10

I’d texted my father to tell him I’d be late, but I hadn’t told him why. I felt guilty about that because I knew he was eager to find out what had happened at Kurzmann’s, and by the time I kissed Litzi goodnight it was nearly eleven. True to her word, she didn’t invite me upstairs, but we were meeting again tomorrow.

Dad and I had muddled through the balance of the previous evening with the help of food and lager. Figlmüller lived up to its end of the bargain by serving schnitzels the size of catcher’s mitts, but even that old comfort hadn’t eased things between us. I still had lots of questions, and I’m sure he had a few.

As I approached his apartment I saw that the lights were on. I was counting on the news of Litzi to serve as an icebreaker. He had always been fond of her, although I couldn’t help but remember his strange reaction the first time I’d mentioned her.

“What’s that name again, son?”

“Litzi Strauss.”

“Litzi. How unusual. Is she a Jew?”

What? Does that matter?”

“Certainly not. It’s just that Kim Philby’s first wife was a Litzi from Vienna. Litzi Friedmann, a Jew. That’s why I asked. But your Litzi’s a Strauss. Doesn’t sound Jewish.”

“She’s not my Litzi.”

“Well, not yet, anyway.”

My blush told him all he needed to know about my ambitions on that front, and he nodded in approval.

“I’m happy for you, son. Love keeps us on our toes.”

“I never said I was in love.” Redder still.

Another knowing nod, then he said smugly, “No, I suppose you didn’t.”

Stung, I struck back below the belt.

“Being in love with Mom didn’t seem to keep you on your toes.”

The light went out in his eyes, and his subsequent surrender made me miserable.

“You’re right about that, son. Good luck with her all the same.”

He never asked about her in any meaningful way again. Small talk only where Litzi was concerned, and I was the poorer for it.

I found him waiting up for me in the living room with only Johnnie Walker Black for company. Judging by the level in the bottle, they’d gotten comfortable. I was tipsy from the wine, putting us on an equal footing.

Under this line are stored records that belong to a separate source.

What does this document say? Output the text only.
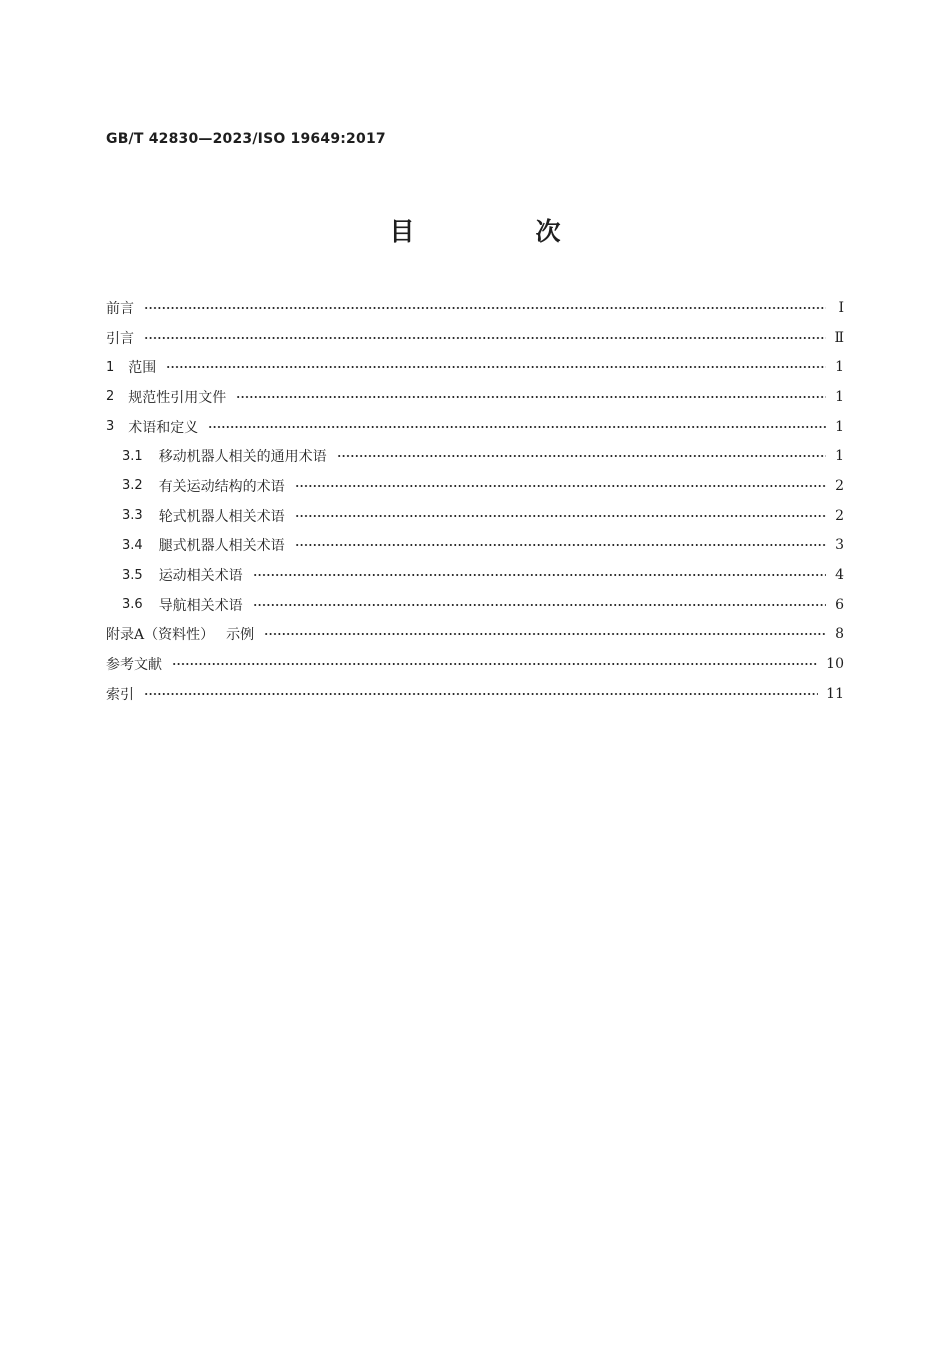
GB/T 42830—2023/ISO 19649:2017
目　次
前言	Ⅰ
引言	Ⅱ
1 范围	1
2 规范性引用文件	1
3 术语和定义	1
3.1 移动机器人相关的通用术语	1
3.2 有关运动结构的术语	2
3.3 轮式机器人相关术语	2
3.4 腿式机器人相关术语	3
3.5 运动相关术语	4
3.6 导航相关术语	6
附录A（资料性） 示例	8
参考文献	10
索引	11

“Long day?” he asked from his easy chair, a hint of concern in his tone. “Hope it wasn’t Christoph keeping you out so late, filling your head full of nonsense?”

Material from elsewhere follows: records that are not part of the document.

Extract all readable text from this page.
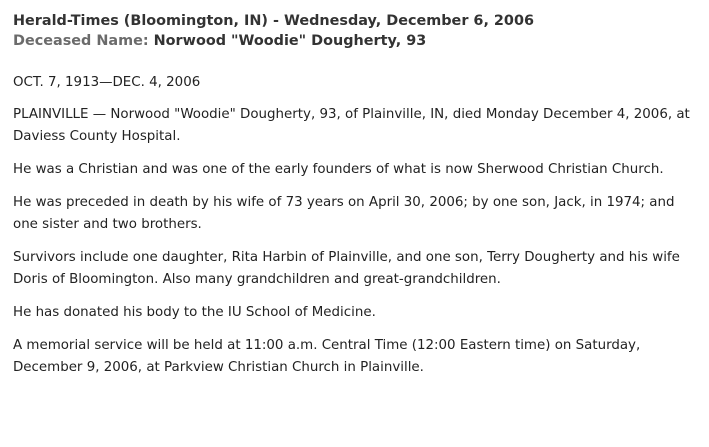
Herald-Times (Bloomington, IN) - Wednesday, December 6, 2006
Deceased Name: Norwood "Woodie" Dougherty, 93
OCT. 7, 1913—DEC. 4, 2006

PLAINVILLE — Norwood "Woodie" Dougherty, 93, of Plainville, IN, died Monday December 4, 2006, at Daviess County Hospital.

He was a Christian and was one of the early founders of what is now Sherwood Christian Church.

He was preceded in death by his wife of 73 years on April 30, 2006; by one son, Jack, in 1974; and one sister and two brothers.

Survivors include one daughter, Rita Harbin of Plainville, and one son, Terry Dougherty and his wife Doris of Bloomington. Also many grandchildren and great-grandchildren.

He has donated his body to the IU School of Medicine.

A memorial service will be held at 11:00 a.m. Central Time (12:00 Eastern time) on Saturday, December 9, 2006, at Parkview Christian Church in Plainville.
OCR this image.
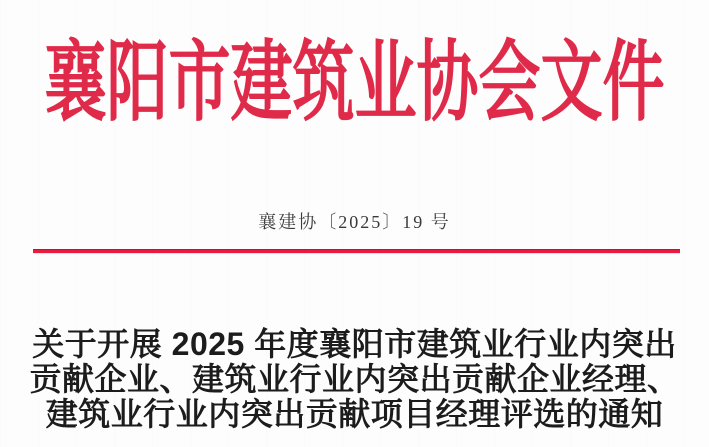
襄阳市建筑业协会文件
襄建协〔2025〕19 号
关于开展 2025 年度襄阳市建筑业行业内突出
贡献企业、建筑业行业内突出贡献企业经理、
建筑业行业内突出贡献项目经理评选的通知
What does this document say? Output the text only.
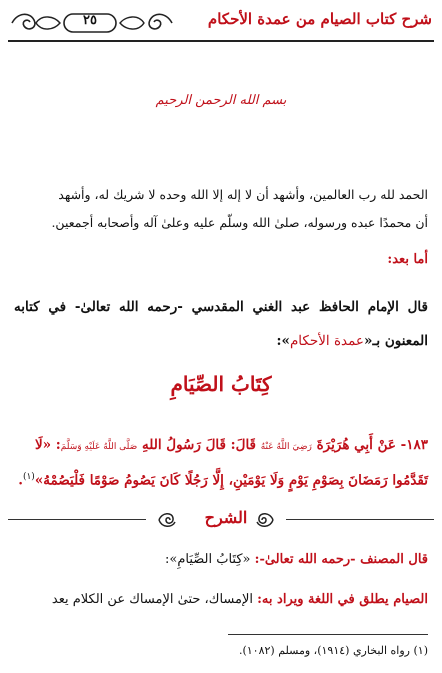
٢٥	شرح كتاب الصيام من عمدة الأحكام
بسم الله الرحمن الرحيم
الحمد لله رب العالمين، وأشهد أن لا إله إلا الله وحده لا شريك له، وأشهد
أن محمدًا عبده ورسوله، صلىٰ الله وسلّم عليه وعلىٰ آله وأصحابه أجمعين.
أما بعد:
قال الإمام الحافظ عبد الغني المقدسي -رحمه الله تعالىٰ- في كتابه المعنون بـ«عمدة الأحكام»:
كِتَابُ الصِّيَامِ
١٨٣- عَنْ أَبِي هُرَيْرَةَ رَضِيَ اللَّهُ عَنْهُ قَالَ: قَالَ رَسُولُ اللهِ صَلَّى اللَّهُ عَلَيْهِ وَسَلَّمَ: «لَا تَقَدَّمُوا رَمَضَانَ بِصَوْمِ يَوْمٍ وَلَا يَوْمَيْنِ، إِلَّا رَجُلًا كَانَ يَصُومُ صَوْمًا فَلْيَصُمْهُ»$^{(١)}$.
الشرح
قال المصنف -رحمه الله تعالىٰ-: «كِتَابُ الصِّيَامِ»:
الصيام يطلق في اللغة ويراد به: الإمساك، حتىٰ الإمساك عن الكلام يعد
(١) رواه البخاري (١٩١٤)، ومسلم (١٠٨٢).
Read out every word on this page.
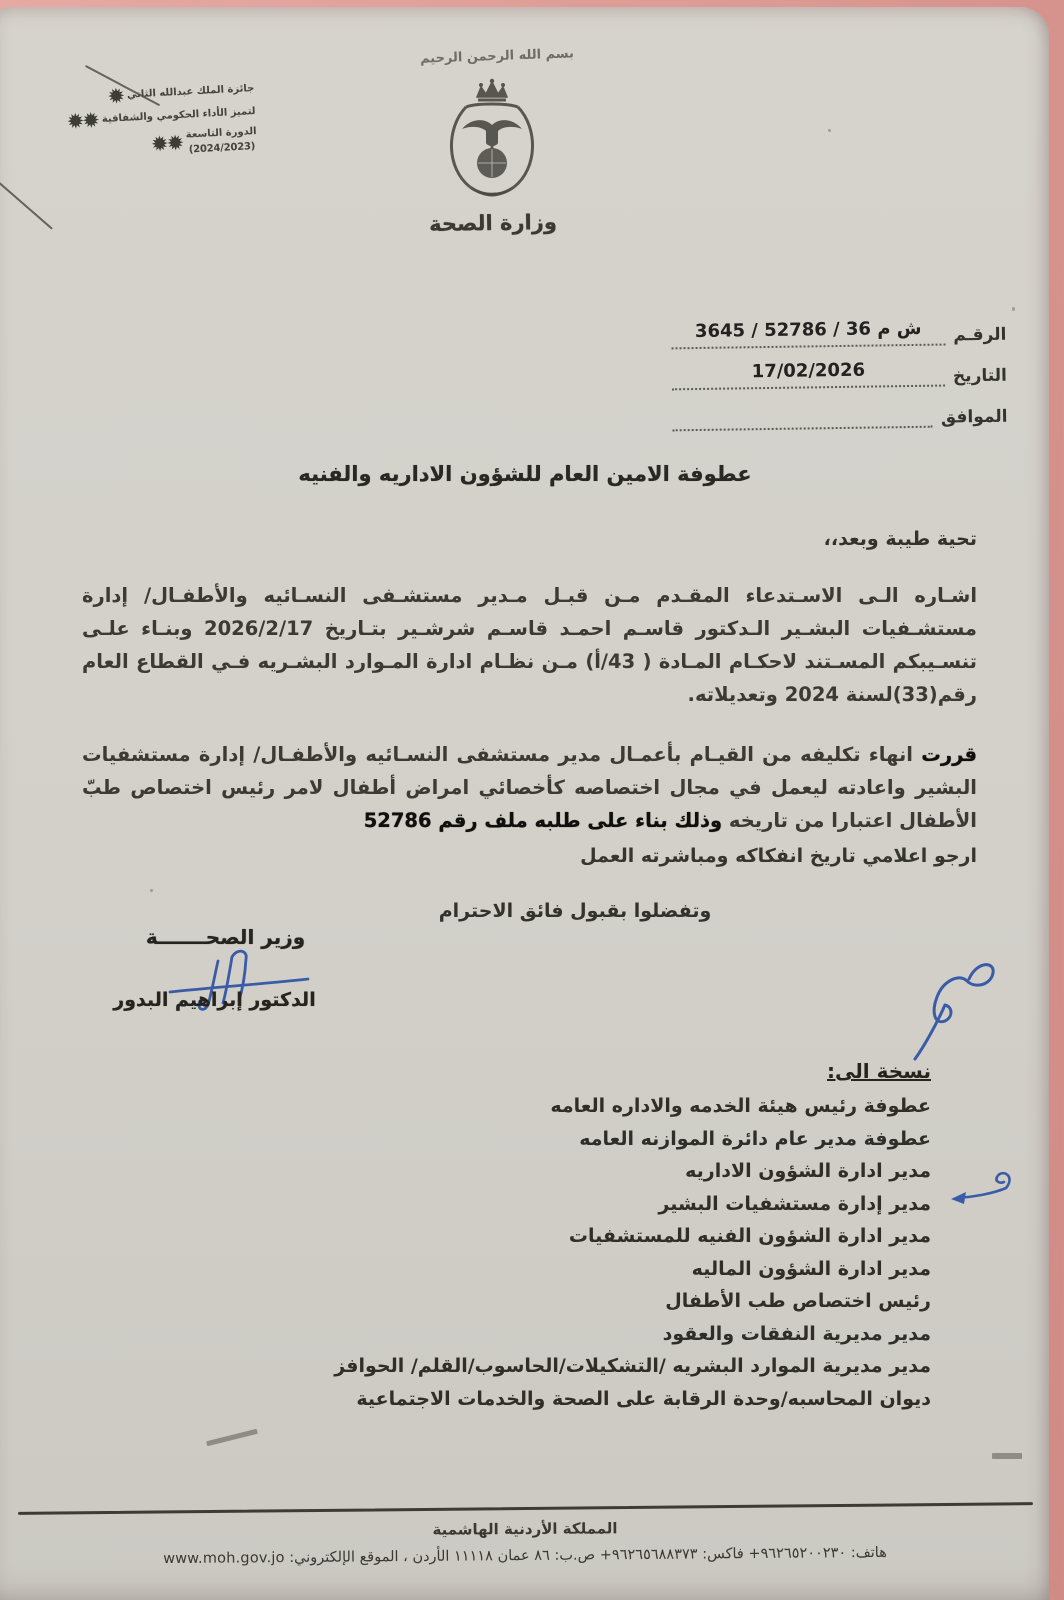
جائزة الملك عبدالله الثاني
✹
لتميز الأداء الحكومي والشفافية
✹✹	الدورة التاسعة
(2024/2023)
✹✹
بسم الله الرحمن الرحيم
وزارة الصحة
الرقـم
ش م 36 / 52786 / 3645
التاريخ
17/02/2026
الموافق
عطوفة الامين العام للشؤون الاداريه والفنيه
تحية طيبة وبعد،،

اشـاره الـى الاسـتدعاء المقـدم مـن قبـل مـدير مستشـفى النسـائيه والأطفـال/ إدارة مستشـفيات البشـير الـدكتور قاسـم احمـد قاسـم شرشـير بتـاريخ 2026/2/17 وبنـاء علـى تنسـيبكم المسـتند لاحكـام المـادة ( 43/أ) مـن نظـام ادارة المـوارد البشـريه فـي القطاع العام رقم(33)لسنة 2024 وتعديلاته.

قررت انهاء تكليفه من القيـام بأعمـال مدير مستشفى النسـائيه والأطفـال/ إدارة مستشفيات البشير واعادته ليعمل في مجال اختصاصه كأخصائي امراض أطفال لامر رئيس اختصاص طبّ الأطفال اعتبارا من تاريخه وذلك بناء على طلبه ملف رقم 52786

ارجو اعلامي تاريخ انفكاكه ومباشرته العمل
وتفضلوا بقبول فائق الاحترام
وزير الصحـــــــة
الدكتور إبراهيم البدور
نسخة الى:
عطوفة رئيس هيئة الخدمه والاداره العامه
عطوفة مدير عام دائرة الموازنه العامه
مدير ادارة الشؤون الاداريه
مدير إدارة مستشفيات البشير
مدير ادارة الشؤون الفنيه للمستشفيات
مدير ادارة الشؤون الماليه
رئيس اختصاص طب الأطفال
مدير مديرية النفقات والعقود
مدير مديرية الموارد البشريه /التشكيلات/الحاسوب/القلم/ الحوافز
ديوان المحاسبه/وحدة الرقابة على الصحة والخدمات الاجتماعية
المملكة الأردنية الهاشمية
هاتف: ٩٦٢٦٥٢٠٠٢٣٠+ فاكس: ٩٦٢٦٥٦٨٨٣٧٣+ ص.ب: ٨٦ عمان ١١١١٨ الأردن ، الموقع الإلكتروني: www.moh.gov.jo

“Christoph couldn’t get me out of Kurzmann’s fast enough. I ran into an old friend. Litzi Strauss.”

He brightened instantly.

“Wonderful! How is she?”

“Currently unmarried, looking well, and I’m seeing her again tomorrow. Those are the three things you really wanted to know, right?”

“I suppose so.” He smiled at my peace offering. “But tell me about Kurzmann’s. I’ve been wondering all day.”

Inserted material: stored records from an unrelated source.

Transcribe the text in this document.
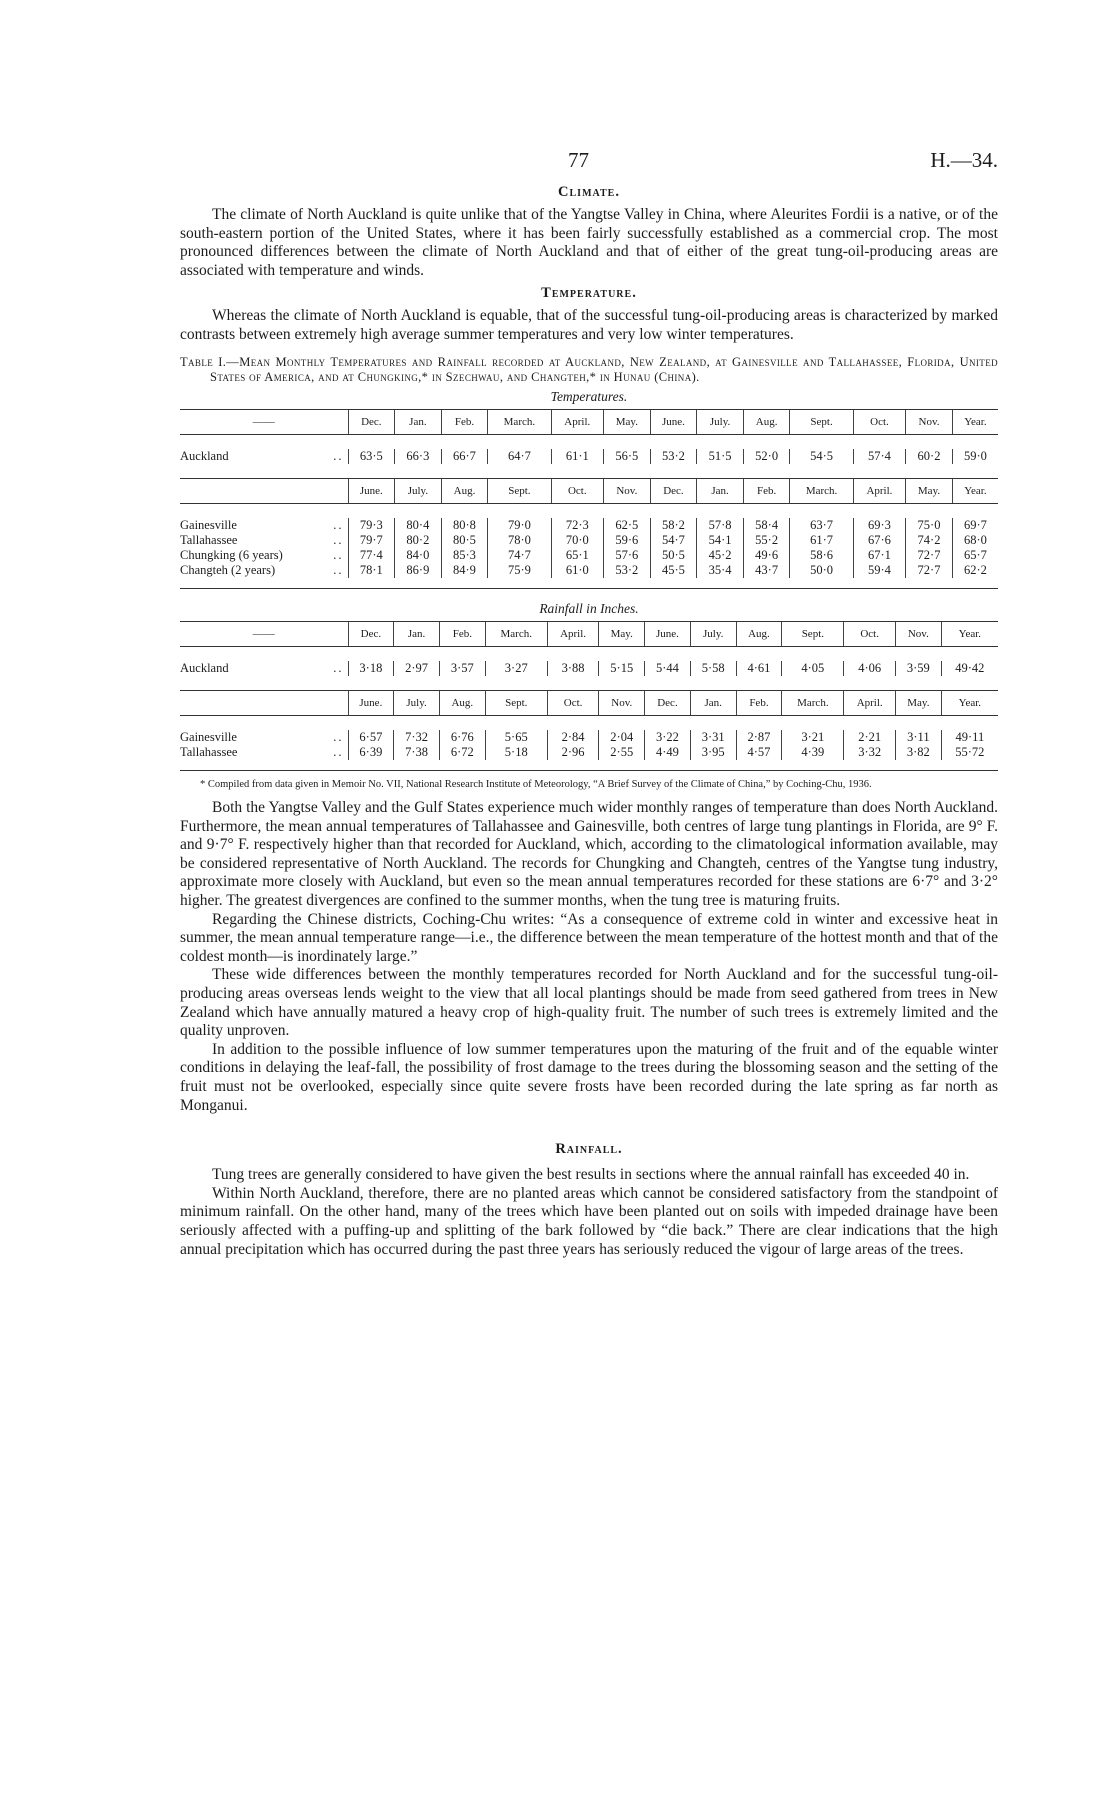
77	H.—34.
Climate.

The climate of North Auckland is quite unlike that of the Yangtse Valley in China, where Aleurites Fordii is a native, or of the south-eastern portion of the United States, where it has been fairly successfully established as a commercial crop. The most pronounced differences between the climate of North Auckland and that of either of the great tung-oil-producing areas are associated with temperature and winds.

Temperature.

Whereas the climate of North Auckland is equable, that of the successful tung-oil-producing areas is characterized by marked contrasts between extremely high average summer temperatures and very low winter temperatures.

Table I.—Mean Monthly Temperatures and Rainfall recorded at Auckland, New Zealand, at Gainesville and Tallahassee, Florida, United States of America, and at Chungking,* in Szechwau, and Changteh,* in Hunau (China).

Temperatures.
——	Dec.	Jan.	Feb.	March.	April.	May.	June.	July.	Aug.	Sept.	Oct.	Nov.	Year.

Auckland ..	63·5	66·3	66·7	64·7	61·1	56·5	53·2	51·5	52·0	54·5	57·4	60·2	59·0

	June.	July.	Aug.	Sept.	Oct.	Nov.	Dec.	Jan.	Feb.	March.	April.	May.	Year.

Gainesville ..	79·3	80·4	80·8	79·0	72·3	62·5	58·2	57·8	58·4	63·7	69·3	75·0	69·7
Tallahassee ..	79·7	80·2	80·5	78·0	70·0	59·6	54·7	54·1	55·2	61·7	67·6	74·2	68·0
Chungking (6 years) ..	77·4	84·0	85·3	74·7	65·1	57·6	50·5	45·2	49·6	58·6	67·1	72·7	65·7
Changteh (2 years) ..	78·1	86·9	84·9	75·9	61·0	53·2	45·5	35·4	43·7	50·0	59·4	72·7	62·2
Rainfall in Inches.
——	Dec.	Jan.	Feb.	March.	April.	May.	June.	July.	Aug.	Sept.	Oct.	Nov.	Year.

Auckland ..	3·18	2·97	3·57	3·27	3·88	5·15	5·44	5·58	4·61	4·05	4·06	3·59	49·42

	June.	July.	Aug.	Sept.	Oct.	Nov.	Dec.	Jan.	Feb.	March.	April.	May.	Year.

Gainesville ..	6·57	7·32	6·76	5·65	2·84	2·04	3·22	3·31	2·87	3·21	2·21	3·11	49·11
Tallahassee ..	6·39	7·38	6·72	5·18	2·96	2·55	4·49	3·95	4·57	4·39	3·32	3·82	55·72

* Compiled from data given in Memoir No. VII, National Research Institute of Meteorology, “A Brief Survey of the Climate of China,” by Coching-Chu, 1936.

Both the Yangtse Valley and the Gulf States experience much wider monthly ranges of temperature than does North Auckland. Furthermore, the mean annual temperatures of Tallahassee and Gainesville, both centres of large tung plantings in Florida, are 9° F. and 9·7° F. respectively higher than that recorded for Auckland, which, according to the climatological information available, may be considered representative of North Auckland. The records for Chungking and Changteh, centres of the Yangtse tung industry, approximate more closely with Auckland, but even so the mean annual temperatures recorded for these stations are 6·7° and 3·2° higher. The greatest divergences are confined to the summer months, when the tung tree is maturing fruits.

Regarding the Chinese districts, Coching-Chu writes: “As a consequence of extreme cold in winter and excessive heat in summer, the mean annual temperature range—i.e., the difference between the mean temperature of the hottest month and that of the coldest month—is inordinately large.”

These wide differences between the monthly temperatures recorded for North Auckland and for the successful tung-oil-producing areas overseas lends weight to the view that all local plantings should be made from seed gathered from trees in New Zealand which have annually matured a heavy crop of high-quality fruit. The number of such trees is extremely limited and the quality unproven.

In addition to the possible influence of low summer temperatures upon the maturing of the fruit and of the equable winter conditions in delaying the leaf-fall, the possibility of frost damage to the trees during the blossoming season and the setting of the fruit must not be overlooked, especially since quite severe frosts have been recorded during the late spring as far north as Monganui.

Rainfall.

Tung trees are generally considered to have given the best results in sections where the annual rainfall has exceeded 40 in.

Within North Auckland, therefore, there are no planted areas which cannot be considered satisfactory from the standpoint of minimum rainfall. On the other hand, many of the trees which have been planted out on soils with impeded drainage have been seriously affected with a puffing-up and splitting of the bark followed by “die back.” There are clear indications that the high annual precipitation which has occurred during the past three years has seriously reduced the vigour of large areas of the trees.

“It was pretty strange. He hardly told me anything, except that he hadn’t taken a special order like that since the year we moved to Berlin. He did mention the whole routine you used to have. The Sunday phone calls at two on the dot. The plain brown wrappers tied in string.”

“Your delivery was wrapped that way?”

“Same price, too, except in euros. Or so he claimed.” Dad shook his head in amazement. “But he wouldn’t say what the transactions meant, or who they were for.”

“Probably because he didn’t know, and he never would’ve jeopardized the arrangement by asking. That price looked even higher back in the seventies. Christoph made a pretty penny off those little visits, but I suppose they were his fee as middleman.”

“Middleman for what? And what was your role?”

“I was a courier, plain and simple. It was my job to make the pickup, then drop off the item later in the day at another address, which was also relayed by phone, some voice telling me that my shirts were ready. There was a code. The name of the cleaner’s was always the street, and the stated price was the address.”

“Not very sophisticated.”

“Not if the line was bugged. But the embassy checked pretty regularly in those days.”

“Who was the ‘they’ in all this?”

“You can probably guess.”

“The Agency?”

“That was always my assumption.”

“Then tell me one thing. A truthful answer, straight up yes or no.”

“If I can.”

“Were you CIA?”

“No.”

He said it immediately and without wavering, his eyes looking straight into mine. His face and hands were calm, no gestures to betray either nerves or uncertainty. Then why did I still not believe him? He must have sensed my doubt, because he then opened up in a way he never had before.

“Look. When I say no, I mean absolutely, unequivocally no. But at various postings I was State’s liaison to the Agency. It’s unofficial. You’ll damn well never find it in Foreign Service job listings, but every embassy has one, and when you and I were living in Europe, I was usually the guy. So I did a few chores for them. It came with the job.”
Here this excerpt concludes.